“He—this lord—is my great-uncle,”

Christian recalled her to his subject. “He and his son are good men.”

“They are the ones I referred to as the Jews. That is how they are spoken of in the family—to distinguish them from the senior branch—the sons and grandsons of your grandfather. Fix that distinction in you mind. There is the elder group, who have titles and miles of mortgaged estates, no money to speak of and still less brains—”

“That is the group that I belong to?” He offered the interruption with a little twinkle in his eyes. It was patent that his self-possession had returned. Even this limited and tentative measure of identification with the most desirable and deep-rooted realities in that wonderful island that he could see coming nearer to meet him, had sufficed to quell the restless flutter of his nerves.

She nodded with a responsive gleam of sportiveness on her face. “Yes, your place in it is a very curious one. But first get this clear in your mind—that the younger group, whom they speak of as the Jews, have money beyond counting, and have morals and intelligence moreover. Between these two groups no love is lost. In fact, they hate each other. The difference is the Christians go about cursing the Jews, whereas the Jews wisely shrug their shoulders and say nothing. No one suspected that they would do anything, either—but—oh, this is going to be an awful business!”

He held himself down to a fine semblance of dignified calm. “Tell me more,” he bade her, with an effect of temperate curiosity.

“Now comes tragedy,” she went on, and the hint of sprightliness disappeared from her face and tone. “It is really one of the most terrible stories that could be told. There is a very aged man—he must be nearly ninety—lying at death’s door in his great seat in Shropshire. He is at death’s door, I said, but he has the strength and will of a giant, and though he is half paralyzed, half blind, half everything, still he has his weight against the door, and no one knows how long he can hold it closed. It is your grandfather that I am speaking of. His name also is Christian.”

The young man nodded gravely. “My father would have fought death that way too, if they had not shot him to pieces, and heaped fever on top of that,” he commented.

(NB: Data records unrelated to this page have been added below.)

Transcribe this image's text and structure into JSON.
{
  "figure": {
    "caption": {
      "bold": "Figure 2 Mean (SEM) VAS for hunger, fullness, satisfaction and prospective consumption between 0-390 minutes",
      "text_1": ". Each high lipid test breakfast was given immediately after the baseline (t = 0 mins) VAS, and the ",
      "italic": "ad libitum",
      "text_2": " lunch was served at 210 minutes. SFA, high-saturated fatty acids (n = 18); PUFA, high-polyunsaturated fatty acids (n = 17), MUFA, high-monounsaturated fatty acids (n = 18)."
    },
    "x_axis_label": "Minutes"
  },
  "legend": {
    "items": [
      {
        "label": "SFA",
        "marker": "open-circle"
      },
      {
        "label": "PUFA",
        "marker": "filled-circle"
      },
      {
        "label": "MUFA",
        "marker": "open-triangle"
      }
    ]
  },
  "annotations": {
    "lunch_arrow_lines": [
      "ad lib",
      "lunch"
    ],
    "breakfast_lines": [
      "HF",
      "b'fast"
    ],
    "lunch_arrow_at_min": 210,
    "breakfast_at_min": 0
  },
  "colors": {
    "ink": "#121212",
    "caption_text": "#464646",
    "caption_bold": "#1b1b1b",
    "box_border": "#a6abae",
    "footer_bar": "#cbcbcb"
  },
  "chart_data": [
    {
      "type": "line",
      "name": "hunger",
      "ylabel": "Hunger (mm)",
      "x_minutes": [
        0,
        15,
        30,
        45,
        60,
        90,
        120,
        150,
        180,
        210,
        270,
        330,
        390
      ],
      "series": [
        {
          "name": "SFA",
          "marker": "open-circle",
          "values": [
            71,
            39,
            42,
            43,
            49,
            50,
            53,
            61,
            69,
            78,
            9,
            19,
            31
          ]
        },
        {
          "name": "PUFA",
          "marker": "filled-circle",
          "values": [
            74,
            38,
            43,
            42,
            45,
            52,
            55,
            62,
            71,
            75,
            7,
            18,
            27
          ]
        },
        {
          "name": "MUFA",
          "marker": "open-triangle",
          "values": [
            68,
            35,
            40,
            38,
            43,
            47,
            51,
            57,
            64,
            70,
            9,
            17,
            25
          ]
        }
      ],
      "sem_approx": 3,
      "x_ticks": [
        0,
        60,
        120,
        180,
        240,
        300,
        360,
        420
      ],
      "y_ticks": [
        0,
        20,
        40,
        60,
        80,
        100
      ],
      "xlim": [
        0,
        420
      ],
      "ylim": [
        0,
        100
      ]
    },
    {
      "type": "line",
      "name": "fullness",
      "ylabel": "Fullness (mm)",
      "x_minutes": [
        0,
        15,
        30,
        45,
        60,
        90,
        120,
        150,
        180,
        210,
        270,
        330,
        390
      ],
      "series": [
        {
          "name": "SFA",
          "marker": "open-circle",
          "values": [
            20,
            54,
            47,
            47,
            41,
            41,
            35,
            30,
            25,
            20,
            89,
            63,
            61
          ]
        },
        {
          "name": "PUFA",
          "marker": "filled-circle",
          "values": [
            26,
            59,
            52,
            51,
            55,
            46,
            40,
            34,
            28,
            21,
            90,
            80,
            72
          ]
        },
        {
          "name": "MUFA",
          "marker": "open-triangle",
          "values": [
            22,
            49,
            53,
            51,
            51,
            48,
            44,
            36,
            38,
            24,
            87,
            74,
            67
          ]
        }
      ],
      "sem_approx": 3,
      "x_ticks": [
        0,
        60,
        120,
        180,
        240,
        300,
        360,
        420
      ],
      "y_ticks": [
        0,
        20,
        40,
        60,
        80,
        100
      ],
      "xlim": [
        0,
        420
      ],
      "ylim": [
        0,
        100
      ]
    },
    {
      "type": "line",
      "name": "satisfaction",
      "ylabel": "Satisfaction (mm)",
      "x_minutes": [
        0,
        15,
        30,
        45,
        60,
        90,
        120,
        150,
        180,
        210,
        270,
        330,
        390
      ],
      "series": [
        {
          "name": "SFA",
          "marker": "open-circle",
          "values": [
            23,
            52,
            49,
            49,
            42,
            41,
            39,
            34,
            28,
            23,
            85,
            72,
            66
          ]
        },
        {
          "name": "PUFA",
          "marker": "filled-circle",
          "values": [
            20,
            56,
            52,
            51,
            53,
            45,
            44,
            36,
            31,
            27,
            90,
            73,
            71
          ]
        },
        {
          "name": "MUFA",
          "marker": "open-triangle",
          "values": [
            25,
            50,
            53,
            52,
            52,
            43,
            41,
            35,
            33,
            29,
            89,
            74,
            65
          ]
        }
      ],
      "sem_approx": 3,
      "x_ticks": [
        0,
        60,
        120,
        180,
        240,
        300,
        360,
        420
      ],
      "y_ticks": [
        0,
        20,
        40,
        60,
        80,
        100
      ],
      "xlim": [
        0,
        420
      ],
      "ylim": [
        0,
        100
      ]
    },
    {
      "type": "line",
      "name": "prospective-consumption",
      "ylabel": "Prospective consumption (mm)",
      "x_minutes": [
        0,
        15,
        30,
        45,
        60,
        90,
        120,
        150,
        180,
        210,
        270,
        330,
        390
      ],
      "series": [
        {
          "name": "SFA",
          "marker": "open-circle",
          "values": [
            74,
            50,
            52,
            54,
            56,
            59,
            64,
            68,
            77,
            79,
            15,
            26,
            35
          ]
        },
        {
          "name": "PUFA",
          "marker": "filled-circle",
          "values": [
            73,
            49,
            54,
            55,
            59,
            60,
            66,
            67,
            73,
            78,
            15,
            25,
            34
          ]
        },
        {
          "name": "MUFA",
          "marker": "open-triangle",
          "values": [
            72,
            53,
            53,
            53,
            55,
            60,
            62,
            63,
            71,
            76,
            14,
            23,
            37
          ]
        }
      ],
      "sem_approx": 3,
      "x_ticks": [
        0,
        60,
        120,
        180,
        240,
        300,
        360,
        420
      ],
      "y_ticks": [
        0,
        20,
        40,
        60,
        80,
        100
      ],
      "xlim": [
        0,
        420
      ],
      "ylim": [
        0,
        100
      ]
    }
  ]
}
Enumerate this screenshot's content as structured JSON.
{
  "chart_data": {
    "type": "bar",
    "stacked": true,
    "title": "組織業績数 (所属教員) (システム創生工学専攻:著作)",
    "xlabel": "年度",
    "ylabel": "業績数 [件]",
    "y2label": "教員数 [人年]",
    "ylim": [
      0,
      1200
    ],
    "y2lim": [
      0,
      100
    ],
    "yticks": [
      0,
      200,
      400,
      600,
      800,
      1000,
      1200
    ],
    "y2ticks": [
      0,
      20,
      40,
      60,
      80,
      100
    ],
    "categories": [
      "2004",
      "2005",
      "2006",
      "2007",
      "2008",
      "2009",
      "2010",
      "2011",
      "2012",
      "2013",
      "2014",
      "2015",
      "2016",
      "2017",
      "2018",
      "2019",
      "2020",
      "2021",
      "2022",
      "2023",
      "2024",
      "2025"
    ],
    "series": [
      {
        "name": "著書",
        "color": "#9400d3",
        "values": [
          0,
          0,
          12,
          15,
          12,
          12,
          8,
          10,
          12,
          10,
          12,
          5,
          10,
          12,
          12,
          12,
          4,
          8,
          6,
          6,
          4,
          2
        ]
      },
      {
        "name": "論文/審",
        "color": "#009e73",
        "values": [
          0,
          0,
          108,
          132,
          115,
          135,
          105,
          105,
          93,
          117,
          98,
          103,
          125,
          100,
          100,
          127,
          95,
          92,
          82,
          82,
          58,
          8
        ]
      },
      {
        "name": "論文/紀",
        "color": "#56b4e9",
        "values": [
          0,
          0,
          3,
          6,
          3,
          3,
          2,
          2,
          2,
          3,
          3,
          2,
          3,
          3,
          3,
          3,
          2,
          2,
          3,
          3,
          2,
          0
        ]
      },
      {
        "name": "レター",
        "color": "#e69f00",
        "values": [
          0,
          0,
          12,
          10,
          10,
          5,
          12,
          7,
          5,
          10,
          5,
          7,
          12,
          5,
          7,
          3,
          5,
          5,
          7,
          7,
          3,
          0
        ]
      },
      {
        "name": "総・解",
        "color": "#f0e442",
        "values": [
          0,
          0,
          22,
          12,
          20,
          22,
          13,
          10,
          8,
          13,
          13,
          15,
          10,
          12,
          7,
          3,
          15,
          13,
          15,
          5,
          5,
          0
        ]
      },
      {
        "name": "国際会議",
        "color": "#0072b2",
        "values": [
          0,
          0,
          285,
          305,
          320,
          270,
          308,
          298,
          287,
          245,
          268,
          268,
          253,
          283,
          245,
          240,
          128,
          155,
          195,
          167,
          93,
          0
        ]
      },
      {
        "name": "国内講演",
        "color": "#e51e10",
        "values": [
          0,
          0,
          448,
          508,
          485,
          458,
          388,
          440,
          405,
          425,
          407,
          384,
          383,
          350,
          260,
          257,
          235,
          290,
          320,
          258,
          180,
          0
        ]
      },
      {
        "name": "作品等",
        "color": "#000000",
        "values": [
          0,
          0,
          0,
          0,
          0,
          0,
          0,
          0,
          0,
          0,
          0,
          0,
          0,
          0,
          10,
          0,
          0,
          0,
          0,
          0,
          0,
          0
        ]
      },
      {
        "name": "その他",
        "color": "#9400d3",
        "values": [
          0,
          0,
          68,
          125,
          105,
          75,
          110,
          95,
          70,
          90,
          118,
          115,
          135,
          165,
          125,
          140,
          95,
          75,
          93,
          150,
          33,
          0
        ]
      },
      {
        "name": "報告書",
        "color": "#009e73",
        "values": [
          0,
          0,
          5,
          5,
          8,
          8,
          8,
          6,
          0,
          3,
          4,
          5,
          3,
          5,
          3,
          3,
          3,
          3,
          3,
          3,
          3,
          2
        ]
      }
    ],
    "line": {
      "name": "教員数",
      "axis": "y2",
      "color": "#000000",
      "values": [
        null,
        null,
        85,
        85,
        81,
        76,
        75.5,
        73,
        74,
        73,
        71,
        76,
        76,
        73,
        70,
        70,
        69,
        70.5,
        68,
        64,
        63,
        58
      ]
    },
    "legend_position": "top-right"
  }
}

The girl bit her lip and flushed awkwardly for an instant “Let me go on,” she said then, and hurried forward. “This old man had three sons—not counting the priest, Lord David, who doesn’t come into the thing. The first of these sons, also Christian, had three sons, and he and they were all alive six months ago. They are all dead now, two drowned in their yacht, one lost in the ‘Castle Drummond,’ one killed in Matabeleland. Lord David, the priest, the next brother, died last year—childless of course. There remained in England two sons of another brother who died some years ago, Lord Edward, and this horrible mowing down of human lives left them apparently nearest to the very aged man, your grandfather. Do you follow all that?”

“I think I do,” said Christian. “If I don’t I will pick it up afterward. In mercy’s name, do not stop!”